CitiGroup, Amex, Chase Hit With Disclosure Violations

The Securities and Exchange Commission has reached a $20 million settlement with broker/dealer CitiGroup Global Markets due to the firm failing to provide customers with adequate investment information and for not disclosing revenue-sharing agreements with mutual fund complexes.

The CitiGroup unit was additionally hit with a separate, $6.25 million penalty from the NASD. The NASD fine against the CitiGroup unit is part of a larger, $21 million action that also levies $13 million against American Express Financial Advisors and $2 million against Chase Investment Services for similar disclosure failures. The SEC and NASD carried out the investigation jointly.

The regulators would not disclose how they discovered the wrongdoing, although Elaine Greenberg, assistant district administrator at the SEC's Philadelphia office, said this is an area the regulator "has been taking a hard look at." Taken together, the various disclosure failures impacted 275,000 transactions and more than 50,000 households. The firms will make remediation to investors that were impacted.

The news came on the same day that the beleaguered Putnam Investments was hit with yet another enforcement action, this time a $40 million settlement against one of its broker's over disclosure failures.

The SEC's share of the investigation involves two distinct disclosure failures at the CitiGroup unit, which offered retail brokerage services under the Smith Barney trade name, officials detailed in a statement issued Wednesday.

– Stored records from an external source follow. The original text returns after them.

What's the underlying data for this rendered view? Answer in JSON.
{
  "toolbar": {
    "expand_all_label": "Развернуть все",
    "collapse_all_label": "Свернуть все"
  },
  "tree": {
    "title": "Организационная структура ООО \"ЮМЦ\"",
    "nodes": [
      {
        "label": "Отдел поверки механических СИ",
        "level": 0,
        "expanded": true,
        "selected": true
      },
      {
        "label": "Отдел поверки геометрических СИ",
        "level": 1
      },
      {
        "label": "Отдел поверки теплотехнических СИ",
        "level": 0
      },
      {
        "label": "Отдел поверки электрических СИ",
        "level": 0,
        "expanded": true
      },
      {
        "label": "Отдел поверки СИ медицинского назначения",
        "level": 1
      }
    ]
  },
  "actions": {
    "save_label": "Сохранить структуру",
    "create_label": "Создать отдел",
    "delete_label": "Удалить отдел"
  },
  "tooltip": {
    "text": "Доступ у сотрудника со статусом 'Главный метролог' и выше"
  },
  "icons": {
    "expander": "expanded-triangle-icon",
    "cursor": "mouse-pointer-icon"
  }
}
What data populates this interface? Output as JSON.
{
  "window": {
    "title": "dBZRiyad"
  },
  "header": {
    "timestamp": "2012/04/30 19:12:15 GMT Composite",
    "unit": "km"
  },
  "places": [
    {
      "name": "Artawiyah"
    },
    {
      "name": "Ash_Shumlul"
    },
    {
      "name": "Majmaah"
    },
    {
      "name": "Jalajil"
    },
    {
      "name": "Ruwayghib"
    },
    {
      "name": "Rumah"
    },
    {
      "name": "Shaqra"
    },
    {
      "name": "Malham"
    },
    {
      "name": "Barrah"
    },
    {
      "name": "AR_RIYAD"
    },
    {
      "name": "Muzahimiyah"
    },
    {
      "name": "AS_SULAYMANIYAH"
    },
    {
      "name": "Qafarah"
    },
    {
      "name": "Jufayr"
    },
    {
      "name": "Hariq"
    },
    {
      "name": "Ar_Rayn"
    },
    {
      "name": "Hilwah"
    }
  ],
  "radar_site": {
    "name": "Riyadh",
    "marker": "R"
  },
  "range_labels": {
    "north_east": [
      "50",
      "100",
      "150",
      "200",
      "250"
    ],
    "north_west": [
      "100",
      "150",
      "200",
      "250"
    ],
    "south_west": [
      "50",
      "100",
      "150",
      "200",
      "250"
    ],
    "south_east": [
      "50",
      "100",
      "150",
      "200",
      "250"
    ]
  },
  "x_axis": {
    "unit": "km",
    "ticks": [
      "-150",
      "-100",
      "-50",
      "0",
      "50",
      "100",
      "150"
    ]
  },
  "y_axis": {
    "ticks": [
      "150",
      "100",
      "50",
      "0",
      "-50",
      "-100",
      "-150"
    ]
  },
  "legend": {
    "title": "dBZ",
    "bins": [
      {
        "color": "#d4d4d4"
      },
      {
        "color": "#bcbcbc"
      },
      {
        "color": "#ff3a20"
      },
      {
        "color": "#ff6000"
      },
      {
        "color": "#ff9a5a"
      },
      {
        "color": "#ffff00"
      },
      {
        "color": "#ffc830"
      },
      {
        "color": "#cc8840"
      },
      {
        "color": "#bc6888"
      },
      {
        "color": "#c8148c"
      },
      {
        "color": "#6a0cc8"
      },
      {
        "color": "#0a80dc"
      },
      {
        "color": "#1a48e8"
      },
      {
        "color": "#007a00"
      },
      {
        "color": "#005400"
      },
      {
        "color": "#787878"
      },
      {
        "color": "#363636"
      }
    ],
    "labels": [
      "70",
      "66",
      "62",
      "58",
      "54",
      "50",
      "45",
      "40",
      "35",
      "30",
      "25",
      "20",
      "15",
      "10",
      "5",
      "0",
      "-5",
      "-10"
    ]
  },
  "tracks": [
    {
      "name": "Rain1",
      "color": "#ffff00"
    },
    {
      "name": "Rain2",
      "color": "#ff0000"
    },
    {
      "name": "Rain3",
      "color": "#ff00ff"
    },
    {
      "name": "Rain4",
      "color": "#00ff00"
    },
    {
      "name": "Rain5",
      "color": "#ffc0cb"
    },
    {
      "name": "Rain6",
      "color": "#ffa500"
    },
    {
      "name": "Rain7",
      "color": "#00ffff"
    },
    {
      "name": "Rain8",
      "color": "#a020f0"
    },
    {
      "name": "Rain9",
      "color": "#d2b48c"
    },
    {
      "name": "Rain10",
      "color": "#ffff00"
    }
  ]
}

For starters, according to the SEC, the CitiGroup unit failed to disclose to its customers information regarding its revenue-sharing program, known as the Tier program, where 75 mutual fund complexes made payments in return for preferred shelf space. The CitiGroup unit, SEC officials noted, sold only those funds of mutual fund complexes that participated in the program. Benefits included increased access to branch offices, greater agenda space at sales meetings and visibility in the broker's in-house publications and broadcasts.

The second disclosure failure relates to the CitiGroup unit's sales of Class B shares of mutual funds in amounts of $50,000 or more. SEC officials said that the broker recommended and sold the shares to certain customers who, depending on the investment and the holding period, could have obtained a better rate of return if they had purchased Class A shares instead. The customers would have qualified for breakpoints beginning at the $50,000 level. As a result of the Class B purchases, the CitiGroup unit also received greater commissions than it would have earned on Class A shares of the same funds. So, in short, financial consultants at the firm failed to inform customers that their returns could be negatively impacted by the 12b-1 fees inherent in the purchase of Class B shares, as well as the fact that breakpoints were available at the $50,000 mark.

According to Ari Gabinet, district administrator at the SEC's Philadelphia office, the CitiGroup unit, "like many in the securities industry, was recommending Class B shares to certain customers without explaining that, in many cases, they could have paid less and had the prospect of better returns had they purchased Class A shares instead.

"While firms are entitled to fair compensation for their services, this sales practice was particularly troublesome because the firm's excess financial rewards came at the customers' direct expense without a full and fair explanation," Gabinet said in a statement.

CitiGroup Global Markets consented to the action without admitting or denying the disclosure failures.

The NASD's portion of the investigation against the CitiGroup unit additionally involves recommendations the firm made on the sales of some Class C shares. The brokerage industry regulator slapped its fine on Chase Investment Services for recommendations it made to customers on the sale of Class B and Class C shares, while the American Express Financial Advisors fine involved recommendation made by advisors on the sales of Class B shares only. Again, the disclosure failures centered on the firms' failure to disclose breakpoint discounts and the 12b-1 fees that trail Class B and Class C share sales.

"In recommending mutual funds that offer different share classes, brokers must consider the costs for each class and the effect those costs will have on a customer's investment, and recommend the share class that is the most advantageous to the customer," said NASD Vice Chairman Mary Shapiro, in a statement.

The firms' remediation plans will generally cover investors who purchased $50,000 worth of Class B and Class C shares between Jan. 1, 2002, and March 22, 2005. Affected customers will be notified within about five months and reimbursement will takes upwards of nine months, NASD officials said.